2. They Bonded Before Filming Began

For a week, the four boys, director Reiner and occasionally some of the writers and crew members would meet in a hotel suite in Oregon to play games from Viola Spolin's "Improvisations for the Theater."

"Theater games develop trust among people, and her book is the bible," Reiner told The New York Times in 1986. They also went to carnivals and did river-rafting together. Not until the second week did the boys even look at the script.

"Rob kept us together," Phoenix told the Times in 1986. "The first three weeks were the most fun. We took all the hotel pool chairs and threw them into the pool. We soaked Corey's clothes in beer, and they dried and he smelled like a wino. Wil Wheaton is a video whiz. He fixed the machines in the hotel so we got free games. I took the blame. I said, 'You do it for me, and I'll take the blame.'"

Later, their on-screen chemistry led to off-screen friendships.

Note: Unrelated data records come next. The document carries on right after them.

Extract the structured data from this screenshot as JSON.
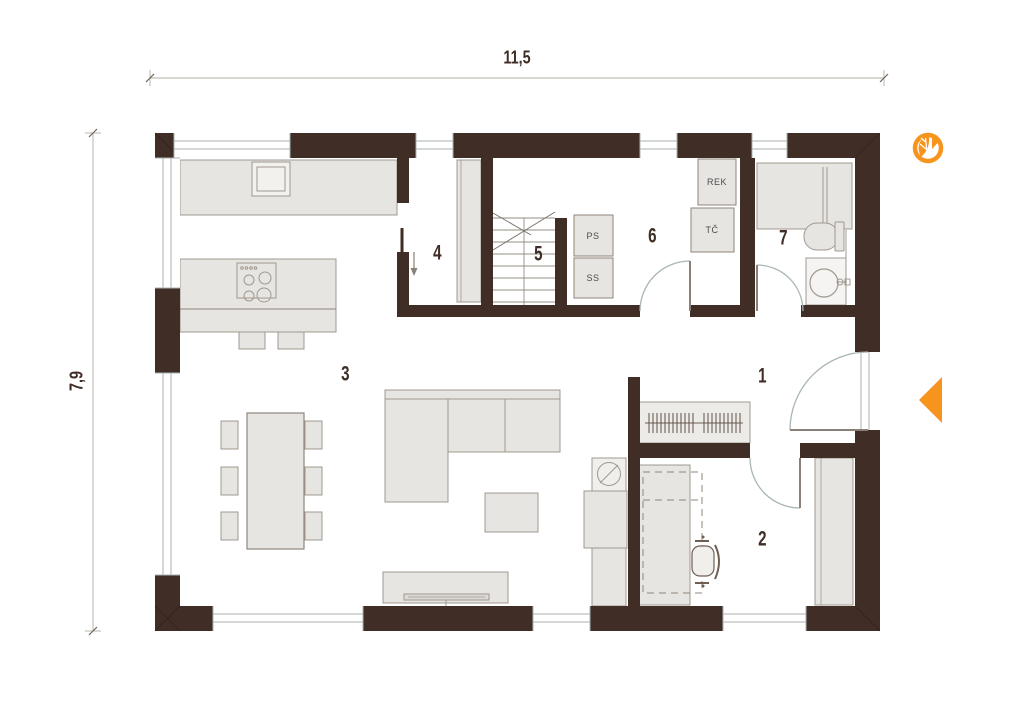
{
  "dimensions": {
    "width": "11,5",
    "height": "7,9"
  },
  "rooms": [
    {
      "number": "1"
    },
    {
      "number": "2"
    },
    {
      "number": "3"
    },
    {
      "number": "4"
    },
    {
      "number": "5"
    },
    {
      "number": "6"
    },
    {
      "number": "7"
    }
  ],
  "equipment": {
    "rek": "REK",
    "tc": "TČ",
    "ps": "PS",
    "ss": "SS"
  },
  "colors": {
    "wall": "#3f2d26",
    "furniture_fill": "#e7e5e1",
    "appliance_fill": "#f0efec",
    "furniture_stroke": "#a09890",
    "window_line": "#aab3b1",
    "door_arc": "#a9b6b4",
    "accent_orange": "#f7941d",
    "label_text": "#3f2d26",
    "equipment_text": "#4c4c4c"
  },
  "icons": {
    "logo": "leaf-in-circle-icon",
    "entrance": "entrance-arrow-icon"
  }
}
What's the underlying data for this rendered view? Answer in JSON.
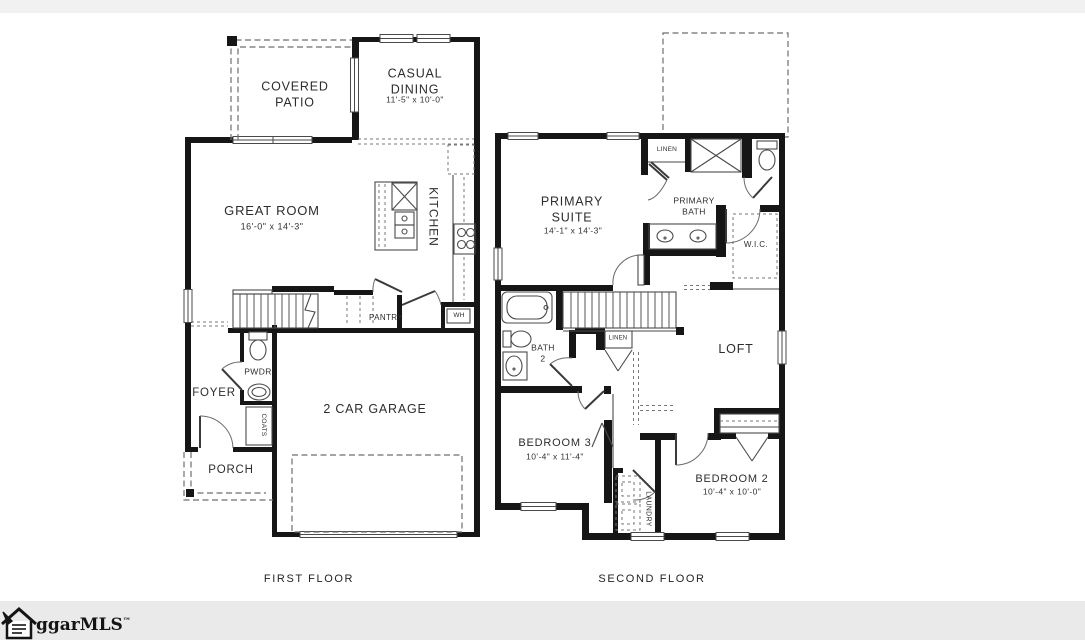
{
  "watermark": {
    "brand": "ggarMLS",
    "trademark": "™"
  },
  "first_floor": {
    "caption": "FIRST FLOOR",
    "rooms": {
      "covered_patio": {
        "name": "COVERED\nPATIO"
      },
      "casual_dining": {
        "name": "CASUAL\nDINING",
        "dims": "11'-5\" x 10'-0\""
      },
      "great_room": {
        "name": "GREAT ROOM",
        "dims": "16'-0\" x 14'-3\""
      },
      "kitchen": {
        "name": "KITCHEN"
      },
      "pantry": {
        "name": "PANTRY"
      },
      "water_heater": {
        "name": "WH"
      },
      "powder": {
        "name": "PWDR"
      },
      "foyer": {
        "name": "FOYER"
      },
      "coats": {
        "name": "COATS"
      },
      "porch": {
        "name": "PORCH"
      },
      "garage": {
        "name": "2 CAR GARAGE"
      }
    }
  },
  "second_floor": {
    "caption": "SECOND FLOOR",
    "rooms": {
      "primary_suite": {
        "name": "PRIMARY\nSUITE",
        "dims": "14'-1\" x 14'-3\""
      },
      "linen_upper": {
        "name": "LINEN"
      },
      "primary_bath": {
        "name": "PRIMARY\nBATH"
      },
      "wic": {
        "name": "W.I.C."
      },
      "bath_2": {
        "name": "BATH\n2"
      },
      "linen_hall": {
        "name": "LINEN"
      },
      "loft": {
        "name": "LOFT"
      },
      "bedroom_3": {
        "name": "BEDROOM 3",
        "dims": "10'-4\" x 11'-4\""
      },
      "laundry": {
        "name": "LAUNDRY"
      },
      "bedroom_2": {
        "name": "BEDROOM 2",
        "dims": "10'-4\" x 10'-0\""
      }
    }
  }
}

Wheaton became especially close with Phoenix, describing him as "one of the kindest people I'd ever been around."

"We stayed friends after we worked on the film, and I went and visited his family," Wheaton told NPR. "I guess around the time that I was turning maybe 15, we just drifted apart, and I always felt really sad about that."

3. Reiner Acted Out Their Scenes First

Although three of the boys already had previous experience acting, including Feldman, who starred in "The Goonies" the year before, Reiner, who once starred in "All in the Family," often called on his own skills as an actor.

"I would stand behind the camera and act nearly every scene out for them so they could hear what the part should sound like," Reiner told the Times. "That's part of the benefits of being an actor myself. I didn't want the kids to be acting. I had some trouble with Corey, who would say, 'You're not letting me act.' And I would say, 'This has to be real.'"

4. Reiner Kept Expectations Low

Reiner knew his film was a tough sell and, he told the Times, just hoped it would "find a small audience that would enjoy it." He even told his screenwriters, Ray Gideon and Bruce Evans, "There's no way this picture is going to do business, because no one who went to 'Rambo' will go to see our film."

Even Coca Cola, which purchased producer Norman Lear's company before filming began, refused to buy the film because they saw no potential profit, so Lear ponied up the money himself.

As it turned out both the soft drink company and Reiner were wrong. The film became a sleeper hit, grossing more than five times what it cost.

5. Reiner Found the Perfect Location

Brownsville, Oregon, the town that stood in for fictional Castle Rock, became as famous as the cast after the film's release. Reiner chose the town for its small, 1950s feel, hiring nearly 100 residents as extras in the film.

Ever since, fans from all over the world have flocked to Brownsville to retrace the spots where their favorite scenes were filmed. And since 2007, Brownsville has held a "Stand by Me" Day every July, complete with pie-eating contest, guided tours and, of course, a screening of the film.